A rose - even dry, dusty and crushed, never stops being a rose



Really?  

Ash Wednesday is February 14?

Valentine's Day is Ash Wednesday?

Really?

So I wonder how your day has gone?  Off to church in the morning or at noon to confess your brokenness and receive the sign of ashes ... and then out for a candlelit dinner with your sweetie, hoping the low lights will help keep un-noticed the smudge on your forehead so your partner won't ask what you had to confess? 

Can you really do romance and confession on the same day?  Can sweet-talking to your honey and honest soul-searching with your priest and your faith community be done in the same 24 hours?

Maybe. Maybe it's even a wonderful gift that the calendar has given us this year.  (And just wait till you see when we get to celebrate Easter Sunday this year!)

Anyway ... back to Ash-Valentine's Wednesday.  

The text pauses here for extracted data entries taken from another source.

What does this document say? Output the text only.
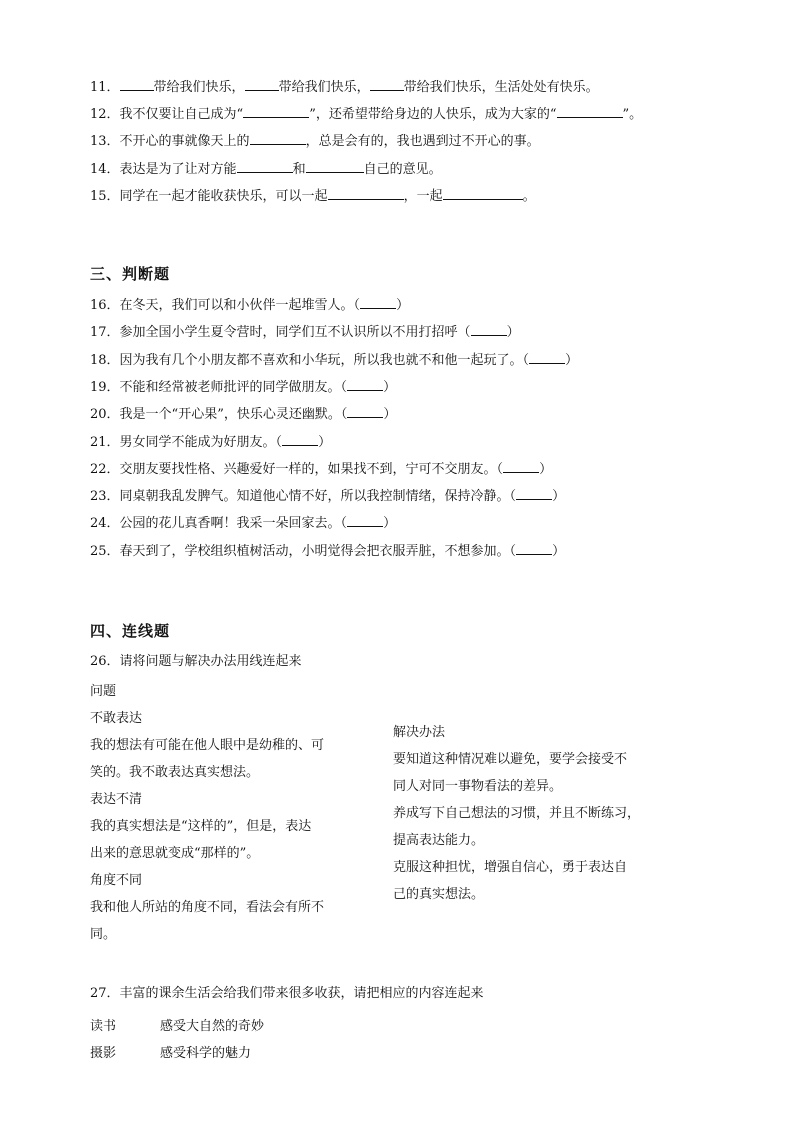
11．	带给我们快乐，	带给我们快乐，	带给我们快乐，生活处处有快乐。
12．我不仅要让自己成为“	”，还希望带给身边的人快乐，成为大家的“	”。
13．不开心的事就像天上的	，总是会有的，我也遇到过不开心的事。
14．表达是为了让对方能	和	自己的意见。
15．同学在一起才能收获快乐，可以一起	，一起	。
三、判断题
16．在冬天，我们可以和小伙伴一起堆雪人。（	）
17．参加全国小学生夏令营时，同学们互不认识所以不用打招呼（	）
18．因为我有几个小朋友都不喜欢和小华玩，所以我也就不和他一起玩了。（	）
19．不能和经常被老师批评的同学做朋友。（	）
20．我是一个“开心果”，快乐心灵还幽默。（	）
21．男女同学不能成为好朋友。（	）
22．交朋友要找性格、兴趣爱好一样的，如果找不到，宁可不交朋友。（	）
23．同桌朝我乱发脾气。知道他心情不好，所以我控制情绪，保持冷静。（	）
24．公园的花儿真香啊！我采一朵回家去。（	）
25．春天到了，学校组织植树活动，小明觉得会把衣服弄脏，不想参加。（	）
四、连线题
26．请将问题与解决办法用线连起来
问题
不敢表达
我的想法有可能在他人眼中是幼稚的、可
笑的。我不敢表达真实想法。
表达不清
我的真实想法是“这样的”，但是，表达
出来的意思就变成“那样的”。
角度不同
我和他人所站的角度不同，看法会有所不
同。
解决办法
要知道这种情况难以避免，要学会接受不
同人对同一事物看法的差异。
养成写下自己想法的习惯，并且不断练习，
提高表达能力。
克服这种担忧，增强自信心，勇于表达自
己的真实想法。
27．丰富的课余生活会给我们带来很多收获，请把相应的内容连起来
读书	感受大自然的奇妙
摄影	感受科学的魅力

Roses are good (and yes, I still have to go out and buy some because I forgot on my way home!), and I'm sure Japhia will be glad for them, and I will be glad I got them.

But equally good and gladdening to us, I think, are the messy smudges of dried-out, dusty and even burned-in-the-cauldron-of-hurt-and-anger-and-honesty rose petal ashes we wear as the sign of being compelled to work over the years -- the last few especially, at the parts of life and relationship that lie beyond the first and even second or third blush of the roses.